Trump warns Erdogan to limit assault on Kurds

Trump calls on Turkish counterpart to "de-escalate" his country's attack on the northern Syrian region of Afrin.

Ben Ariel ,

Trump and Erdogan
Trump and Erdogan

U.S. President Donald Trump on Wednesday spoke with his Turkish counterpart Recep Tayyip Erdogan and urged him to limit his forces' assault against a Kurdish enclave in northern Syria, the White House said, according to AFP.

In a telephone call, Trump called on Erdogan to "de-escalate" the attack on the northern Syrian region of Afrin and expressed concern about "the destructive and false" anti-American rhetoric emanating from Turkey.

Over the weekend Turkish forces, backed by local Syrian Arab fighters, launched an incursion into Afrin, a border canton administered by a local Kurdish-led council and defended by the YPG militia.

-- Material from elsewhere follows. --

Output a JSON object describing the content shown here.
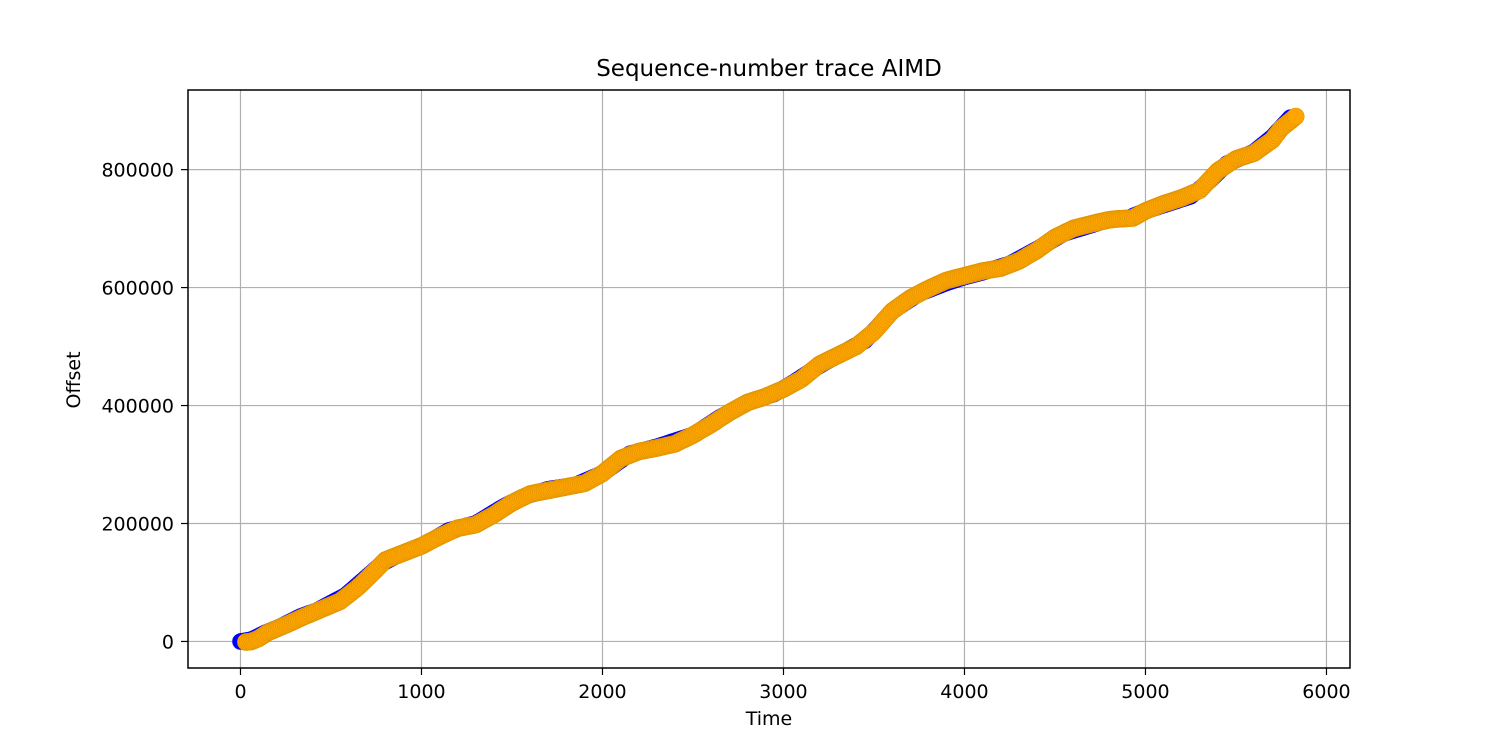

The U.S. has been arming, training, and supporting the Syrian Democratic Forces in Syria, and the strongest element of that group is the YPG, a Kurdish group with ties to Kurds in Turkey, including the PKK.

The U.S. makes a distinction between the YPG and the PKK, but Turkey does not and has more than once expressed its outrage over the American support for YPG.

Kurdish leaders have demanded that the United States rein in Turkey, a NATO ally, and vowed to resist its cross-border operation.

According to a White House statement, Trump "urged Turkey to de-escalate, limit its military actions, and avoid civilian casualties and increases to displaced persons and refugees.

"He urged Turkey to exercise caution and to avoid any actions that might risk conflict between Turkish and American forces," it added.

U.S.-Turkey relations have been strained in recent months over several issues. In addition to being angry over the American support for YPG, Erdogan has increasingly attacked Trump over his recognition of Jerusalem as Israel’s capital.

Erdogan warned the United States not to recognize Jerusalem as Israel’s capital, or to move its embassy in Israel to Jerusalem, saying that any change to the status quo vis-à-vis Jerusalem would constitute a “red line” for Muslims.

Later, he said Trump should have called him before announcing his decision to recognize Jerusalem as Israel’s capital, claiming, “I believe this mistake would not have been made if Mr. Trump had made his consultation with us.”

Last month, the two countries resumed full visa services for the other country after a disputeIn October, the U.S. mission in Turkey reduced visa services in response to a U.S. mission employee being detained in Turkey.

The Turkish mission in Washington subsequently announced a similar move, with both sides saying they needed to reassess each other's commitment to the security of their personnel.

The U.S. mission employee who was arrested was the second employee detained by Turkey for purported ties to Fethullah Gulen, a cleric blamed for last year's failed coup attempt in the country.

Gulen currently resides in exile in the United States. He leads a popular movement called Hizmet and split from President Recep Tayyip Erdogan over a corruption scandal in 2013. Erdogan has long accused him of running a parallel state from abroad.

Turkey has pressed, so far in vain, for the United States to extradite Gulen over the July 2016 coup, in which more than 240 people were killed.